The thermal regimes applied following hormonal stimulation did not have any effect on the ovulation rate or egg quality after using any of the hormonal preparations. However, a significantly lower percentage of hatched larvae was found following application of CPH at 13 °C. Earlier reports have already mentioned a much lower quality of eggs obtained after the application of CPH as compared to the hCG among others in pikeperch (Kucharczyk et al. 2007) and in goldfish (Targońska and Kucharczyk 2011). It may be suggested that biological half-life, and in consequence activeness of the CPH, is much shorter than the hCG and in this way promotes the FOM less actively when fish are at the maturity stage III or IV. However, the reason for such difference remains unclear, and it has to be more closely studied. It is also noteworthy that application of PG-600 resulted in lower egg quality at both thermal regimes. It could be caused by lower activity of PMSG (contained in the PG-600 preparation) as compared to hCG. It was previously reported that activeness of hormonal preparations used for induction of ovulation may have significant effect on egg quality (Mylonas and Zohar 2001; Zohar and Mylonas 2001; Podhorec and Kouril 2009; Targońska et al. 2010).

The data published so far have shown that egg (and, consequently, larvae) quality depends closely on the type of hormonal preparation used (Żarski et al. 2009; Targońska et al. 2010). The highest survival rate in pikeperch has been achieved in many studies following the application of hCG as compared to Ovopel and CPH (Kucharczyk et al. 2007; Zakęś and Demska-Zakęś 2009). However, Zakęś and Demska-Zakęś (2005) after Ovopel application recorded an extreme low embryo survival rate (3.2 %), which is contrary to the results of this experiment. Therefore, it may again be suggested that the preparation dose and the females’ maturity stage may have a combined effect on the final outcome of reproduction. To date, different doses and numbers of injections of hCG have been tested for the pikeperch (Zakęś and Demska-Zakęś 2009). Apart from fragmentary data (Zakęś and Demska-Zakęś 2005; Kucharczyk et al. 2007), no detailed analyses have been published into the effect of different doses or the number of injections of the other commercially available hormonal preparations. Since the ovulation period (between the first and the last ovulated female) is very long following the application of the best preparations tested (hCG) (Zakęś and Demska-Zakęś 2009, this study), it is necessary to continue work on the effectiveness and efficiency of hormonal stimulation in the pikeperch. It is important in order to achieve complete and precise endocrinological control, which would enable improvement in biotechnology of the species reproduction, including reproduction outside the reproductive season, which is still being studied (Rónyai 2007; Zakęś and Demska-Zakęś 2009).

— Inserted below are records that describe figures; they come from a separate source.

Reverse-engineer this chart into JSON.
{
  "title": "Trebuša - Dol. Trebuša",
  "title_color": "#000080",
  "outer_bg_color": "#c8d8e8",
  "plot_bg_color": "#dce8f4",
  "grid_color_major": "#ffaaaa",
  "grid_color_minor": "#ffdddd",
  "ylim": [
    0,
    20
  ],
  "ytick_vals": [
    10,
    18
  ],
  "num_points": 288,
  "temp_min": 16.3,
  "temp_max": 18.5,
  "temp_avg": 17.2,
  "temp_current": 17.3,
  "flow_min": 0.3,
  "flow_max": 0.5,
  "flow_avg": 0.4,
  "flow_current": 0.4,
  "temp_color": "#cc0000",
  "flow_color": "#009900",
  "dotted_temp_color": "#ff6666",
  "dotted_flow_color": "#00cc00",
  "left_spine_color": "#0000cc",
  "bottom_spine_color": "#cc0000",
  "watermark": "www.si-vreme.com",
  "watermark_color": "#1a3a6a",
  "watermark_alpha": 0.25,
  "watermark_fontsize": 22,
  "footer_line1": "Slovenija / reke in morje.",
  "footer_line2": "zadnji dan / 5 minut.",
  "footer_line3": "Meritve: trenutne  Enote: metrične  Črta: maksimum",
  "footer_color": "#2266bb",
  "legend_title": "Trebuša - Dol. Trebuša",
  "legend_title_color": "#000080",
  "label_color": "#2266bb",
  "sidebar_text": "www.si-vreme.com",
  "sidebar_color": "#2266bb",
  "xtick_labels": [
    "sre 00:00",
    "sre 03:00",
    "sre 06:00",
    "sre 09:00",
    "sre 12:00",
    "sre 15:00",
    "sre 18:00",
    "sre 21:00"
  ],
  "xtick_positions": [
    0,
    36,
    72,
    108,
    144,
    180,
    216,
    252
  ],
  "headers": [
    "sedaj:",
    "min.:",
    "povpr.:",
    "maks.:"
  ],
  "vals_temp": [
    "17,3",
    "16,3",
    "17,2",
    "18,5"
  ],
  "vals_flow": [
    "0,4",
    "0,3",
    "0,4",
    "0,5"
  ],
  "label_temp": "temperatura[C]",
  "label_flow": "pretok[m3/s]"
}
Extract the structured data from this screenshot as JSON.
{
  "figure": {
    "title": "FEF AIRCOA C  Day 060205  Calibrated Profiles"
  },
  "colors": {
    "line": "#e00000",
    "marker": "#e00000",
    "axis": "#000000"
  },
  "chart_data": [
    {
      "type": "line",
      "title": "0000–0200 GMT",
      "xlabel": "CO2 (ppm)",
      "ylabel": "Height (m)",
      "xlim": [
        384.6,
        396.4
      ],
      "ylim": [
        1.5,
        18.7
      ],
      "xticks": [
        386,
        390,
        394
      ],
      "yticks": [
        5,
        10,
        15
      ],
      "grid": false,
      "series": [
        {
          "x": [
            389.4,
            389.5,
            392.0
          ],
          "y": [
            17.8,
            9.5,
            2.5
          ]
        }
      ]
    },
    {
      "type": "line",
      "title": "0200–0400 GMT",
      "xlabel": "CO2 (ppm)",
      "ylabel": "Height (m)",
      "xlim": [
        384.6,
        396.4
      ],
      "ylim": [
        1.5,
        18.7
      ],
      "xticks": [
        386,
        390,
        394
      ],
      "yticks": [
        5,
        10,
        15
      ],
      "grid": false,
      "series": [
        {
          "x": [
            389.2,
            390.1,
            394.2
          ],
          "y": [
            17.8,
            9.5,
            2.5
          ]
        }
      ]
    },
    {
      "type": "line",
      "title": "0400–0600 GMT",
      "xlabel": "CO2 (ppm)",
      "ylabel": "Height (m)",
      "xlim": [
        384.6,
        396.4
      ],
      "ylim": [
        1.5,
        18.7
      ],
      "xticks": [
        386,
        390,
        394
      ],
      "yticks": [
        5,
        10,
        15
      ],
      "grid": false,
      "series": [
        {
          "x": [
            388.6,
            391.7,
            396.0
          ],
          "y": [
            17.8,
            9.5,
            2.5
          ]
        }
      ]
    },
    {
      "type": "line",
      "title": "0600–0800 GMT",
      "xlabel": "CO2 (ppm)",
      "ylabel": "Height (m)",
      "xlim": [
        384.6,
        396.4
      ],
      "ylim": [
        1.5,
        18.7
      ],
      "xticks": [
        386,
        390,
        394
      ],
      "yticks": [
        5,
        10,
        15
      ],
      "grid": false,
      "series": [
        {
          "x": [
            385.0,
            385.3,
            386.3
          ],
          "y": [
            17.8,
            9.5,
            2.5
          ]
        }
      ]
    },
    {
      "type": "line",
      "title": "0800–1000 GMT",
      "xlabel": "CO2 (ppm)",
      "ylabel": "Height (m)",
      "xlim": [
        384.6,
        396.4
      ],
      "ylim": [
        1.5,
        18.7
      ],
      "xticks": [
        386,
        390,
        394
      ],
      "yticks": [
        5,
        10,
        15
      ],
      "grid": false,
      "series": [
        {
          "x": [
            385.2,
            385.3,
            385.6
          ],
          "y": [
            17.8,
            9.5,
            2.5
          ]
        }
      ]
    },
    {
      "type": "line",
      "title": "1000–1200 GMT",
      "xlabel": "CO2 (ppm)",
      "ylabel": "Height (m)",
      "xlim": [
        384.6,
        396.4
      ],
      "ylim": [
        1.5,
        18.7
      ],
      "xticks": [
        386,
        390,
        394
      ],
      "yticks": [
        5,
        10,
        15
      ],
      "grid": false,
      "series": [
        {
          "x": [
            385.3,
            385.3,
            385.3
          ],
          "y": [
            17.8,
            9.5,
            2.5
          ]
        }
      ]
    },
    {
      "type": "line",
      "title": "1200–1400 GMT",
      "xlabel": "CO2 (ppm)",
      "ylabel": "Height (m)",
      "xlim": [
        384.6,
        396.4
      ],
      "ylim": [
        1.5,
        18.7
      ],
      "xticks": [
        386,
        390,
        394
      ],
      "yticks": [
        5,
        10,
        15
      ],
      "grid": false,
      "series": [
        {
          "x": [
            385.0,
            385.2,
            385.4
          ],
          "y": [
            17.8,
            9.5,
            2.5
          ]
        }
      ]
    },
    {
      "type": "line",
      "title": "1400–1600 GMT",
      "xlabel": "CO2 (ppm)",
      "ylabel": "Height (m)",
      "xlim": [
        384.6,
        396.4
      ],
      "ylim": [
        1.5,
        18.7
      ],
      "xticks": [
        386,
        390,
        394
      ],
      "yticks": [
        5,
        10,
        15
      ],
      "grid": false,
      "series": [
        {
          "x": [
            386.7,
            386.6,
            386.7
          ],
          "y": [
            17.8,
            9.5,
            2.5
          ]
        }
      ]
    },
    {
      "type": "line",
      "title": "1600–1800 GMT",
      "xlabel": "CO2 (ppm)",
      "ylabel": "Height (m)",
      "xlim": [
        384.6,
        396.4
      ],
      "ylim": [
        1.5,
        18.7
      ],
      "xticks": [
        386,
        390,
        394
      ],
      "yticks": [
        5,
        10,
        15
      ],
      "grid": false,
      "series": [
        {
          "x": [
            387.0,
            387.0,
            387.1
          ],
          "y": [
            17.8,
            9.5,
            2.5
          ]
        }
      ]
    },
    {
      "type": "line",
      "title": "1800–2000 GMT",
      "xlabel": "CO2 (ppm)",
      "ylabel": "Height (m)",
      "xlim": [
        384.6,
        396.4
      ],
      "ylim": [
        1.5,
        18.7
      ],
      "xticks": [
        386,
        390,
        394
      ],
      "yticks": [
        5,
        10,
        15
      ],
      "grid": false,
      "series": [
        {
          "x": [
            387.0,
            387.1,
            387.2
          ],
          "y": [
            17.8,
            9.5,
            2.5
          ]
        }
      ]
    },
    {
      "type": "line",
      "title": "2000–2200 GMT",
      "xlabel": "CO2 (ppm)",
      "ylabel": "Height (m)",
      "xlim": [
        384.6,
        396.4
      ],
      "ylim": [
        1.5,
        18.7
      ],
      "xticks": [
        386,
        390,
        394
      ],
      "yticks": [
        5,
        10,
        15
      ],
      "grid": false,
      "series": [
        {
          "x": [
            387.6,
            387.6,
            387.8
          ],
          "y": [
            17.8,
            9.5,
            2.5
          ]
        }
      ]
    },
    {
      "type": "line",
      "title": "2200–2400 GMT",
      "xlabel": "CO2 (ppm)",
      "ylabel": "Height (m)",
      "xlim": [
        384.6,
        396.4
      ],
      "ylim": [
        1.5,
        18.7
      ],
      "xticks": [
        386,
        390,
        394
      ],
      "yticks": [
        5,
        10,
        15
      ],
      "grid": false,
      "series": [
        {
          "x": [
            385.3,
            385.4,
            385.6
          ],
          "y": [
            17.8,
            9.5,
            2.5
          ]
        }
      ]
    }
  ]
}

The results of this experiment have shown that it is possible to achieve desired effects by using a wide range of hormonal preparations, including GnRH analogues, provided the maturity stage of females is taken into account. However, further studies are needed to examine the effectiveness of different hormonal preparations, depending on the maturity stage and temperature, especially where high variability in maturity stage for wild percids was reported, even within one population and among fish caught at the same moment of the reproductive season (Żarski et al. 2012, b; the present study).